I will chortle if the uber pipelines extremeness only consists of being able to do z-only at twice the rate of color ops. ;)
 
RussSchultz said:
I will chortle if the uber pipelines extremeness only consists of being able to do z-only at twice the rate of color ops. ;)

The thought had crossed my mind too. :LOL:

That doesn't really fit in with the early ideas WRT Loki though - I'd be more inclined to believe it's some 16-pipe, 200mil+ transistor behemoth based on those.
 
RussSchultz said:
I will chortle if the uber pipelines extremeness only consists of being able to do z-only at twice the rate of color ops. ;)

Yeah, but as long as they don't claim 16 uber pipelines (for a part that is 8x1 / 16x0) unlike some other company ;), it will only be a chortle, not thoroughly disappointing.
 
You have to do alot more to get on my list. It's very exclusive.

Demalion, do you have any links or info as to why you think the R300's vertex units are already close to VS3.0? Seems to me like there is alot missing.


I don't think adding multiple FP ALUs to each pipe is overly complicated. Each pipe already has 3 processing units (scalar, vector, and texture addressing) which the device driver has to schedule for co-issue. The pipeling already has to contend with data being routed to different units on the R300. Adding a second vector unit and having the driver re-arrange instructions for co-issue shouldn't be a big deal, since it must already do that anyway for the R300.
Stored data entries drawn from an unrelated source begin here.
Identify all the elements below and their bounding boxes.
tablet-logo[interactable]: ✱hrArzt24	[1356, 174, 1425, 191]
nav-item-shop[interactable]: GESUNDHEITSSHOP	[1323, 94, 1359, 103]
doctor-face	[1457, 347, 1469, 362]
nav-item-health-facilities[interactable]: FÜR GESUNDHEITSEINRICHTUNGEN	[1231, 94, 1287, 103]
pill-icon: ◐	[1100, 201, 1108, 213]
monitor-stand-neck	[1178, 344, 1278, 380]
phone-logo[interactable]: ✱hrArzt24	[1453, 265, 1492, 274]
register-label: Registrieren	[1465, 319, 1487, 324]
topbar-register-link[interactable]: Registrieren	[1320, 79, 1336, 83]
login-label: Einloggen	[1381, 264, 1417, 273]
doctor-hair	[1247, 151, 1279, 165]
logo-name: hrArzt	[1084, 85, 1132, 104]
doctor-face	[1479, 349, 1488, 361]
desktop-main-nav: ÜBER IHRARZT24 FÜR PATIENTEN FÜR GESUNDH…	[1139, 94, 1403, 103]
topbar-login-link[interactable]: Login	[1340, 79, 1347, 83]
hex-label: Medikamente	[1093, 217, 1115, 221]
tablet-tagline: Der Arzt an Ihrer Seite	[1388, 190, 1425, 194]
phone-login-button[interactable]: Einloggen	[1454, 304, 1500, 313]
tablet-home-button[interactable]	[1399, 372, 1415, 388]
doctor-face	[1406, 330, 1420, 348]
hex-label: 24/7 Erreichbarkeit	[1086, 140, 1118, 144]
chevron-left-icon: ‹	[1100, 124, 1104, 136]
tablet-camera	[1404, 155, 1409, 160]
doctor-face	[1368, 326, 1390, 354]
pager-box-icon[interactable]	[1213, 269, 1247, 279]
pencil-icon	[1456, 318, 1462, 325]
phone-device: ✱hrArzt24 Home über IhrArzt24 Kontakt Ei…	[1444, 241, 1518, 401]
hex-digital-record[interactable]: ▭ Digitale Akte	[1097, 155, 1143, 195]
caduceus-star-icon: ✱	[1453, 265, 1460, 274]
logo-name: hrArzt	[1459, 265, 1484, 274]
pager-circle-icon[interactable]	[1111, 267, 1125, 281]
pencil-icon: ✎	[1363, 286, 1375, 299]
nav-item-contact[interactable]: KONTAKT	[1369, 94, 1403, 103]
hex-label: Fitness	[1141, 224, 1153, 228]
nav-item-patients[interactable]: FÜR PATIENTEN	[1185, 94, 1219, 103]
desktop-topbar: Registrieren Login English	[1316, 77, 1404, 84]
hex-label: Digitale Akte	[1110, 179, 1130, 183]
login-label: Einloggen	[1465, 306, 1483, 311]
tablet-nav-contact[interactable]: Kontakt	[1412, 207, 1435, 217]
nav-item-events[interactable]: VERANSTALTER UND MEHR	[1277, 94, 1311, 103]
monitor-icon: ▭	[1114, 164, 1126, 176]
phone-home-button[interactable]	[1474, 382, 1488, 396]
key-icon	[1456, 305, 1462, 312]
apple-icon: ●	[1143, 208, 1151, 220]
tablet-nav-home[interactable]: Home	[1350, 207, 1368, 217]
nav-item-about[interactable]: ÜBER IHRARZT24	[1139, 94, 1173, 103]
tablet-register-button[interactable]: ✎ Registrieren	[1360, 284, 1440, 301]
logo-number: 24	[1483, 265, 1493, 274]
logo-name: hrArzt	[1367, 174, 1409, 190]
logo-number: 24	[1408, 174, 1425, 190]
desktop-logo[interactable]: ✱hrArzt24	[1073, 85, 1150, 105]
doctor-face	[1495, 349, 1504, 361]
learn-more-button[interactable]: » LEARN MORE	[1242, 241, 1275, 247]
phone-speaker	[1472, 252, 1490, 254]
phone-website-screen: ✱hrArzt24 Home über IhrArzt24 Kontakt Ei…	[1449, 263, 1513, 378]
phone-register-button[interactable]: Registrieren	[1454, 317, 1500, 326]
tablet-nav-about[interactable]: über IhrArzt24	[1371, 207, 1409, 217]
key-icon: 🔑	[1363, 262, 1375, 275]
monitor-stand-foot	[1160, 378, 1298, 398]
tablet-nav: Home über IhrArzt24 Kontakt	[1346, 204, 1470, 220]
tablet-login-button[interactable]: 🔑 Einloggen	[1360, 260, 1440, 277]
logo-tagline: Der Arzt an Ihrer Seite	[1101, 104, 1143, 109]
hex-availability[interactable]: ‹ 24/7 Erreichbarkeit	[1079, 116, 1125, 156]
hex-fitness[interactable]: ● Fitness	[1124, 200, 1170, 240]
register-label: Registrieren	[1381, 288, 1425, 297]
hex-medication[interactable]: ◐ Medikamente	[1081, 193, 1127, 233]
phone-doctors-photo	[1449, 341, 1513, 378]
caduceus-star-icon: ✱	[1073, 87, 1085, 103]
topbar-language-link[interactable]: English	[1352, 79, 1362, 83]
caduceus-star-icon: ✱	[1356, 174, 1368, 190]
Perhaps this sharing/pooling business is upside down. Perhaps there is no dedicated vertex ALUs, but instead, each pixel pipeline has 2 ALUs. Whenever vertices are ready to be processed, then one of the pixel ALUs on each pipe is "borrowed" temporarily to process the vertex.

If that's the case, I would suspect then that there are two kinds of ALUs on the pixel pipe. A PS3.0 capable ALU, and a combined VS3.0/PS3.0 capable ALU (can do both)

The reason I suspect that the ALUs are located in the pixel pipelines simply has to do with chip locality. Since pixels are processed at a much higher rate than vertices, wouldn't it really make sense to have the additional ALUs sit as close to the pixel pipes as possible, just for clock timing? It is more likely that the vertex processor will always be waiting for the rasterizer to finish, not the other way around.
 
BTW, now that I think about it, has anyway ever explained why the R300 has a limit of 4th-order dependent texture fetches? Is it just an API/driver limitation? Does this mean the pipeline is register-combiner-ish?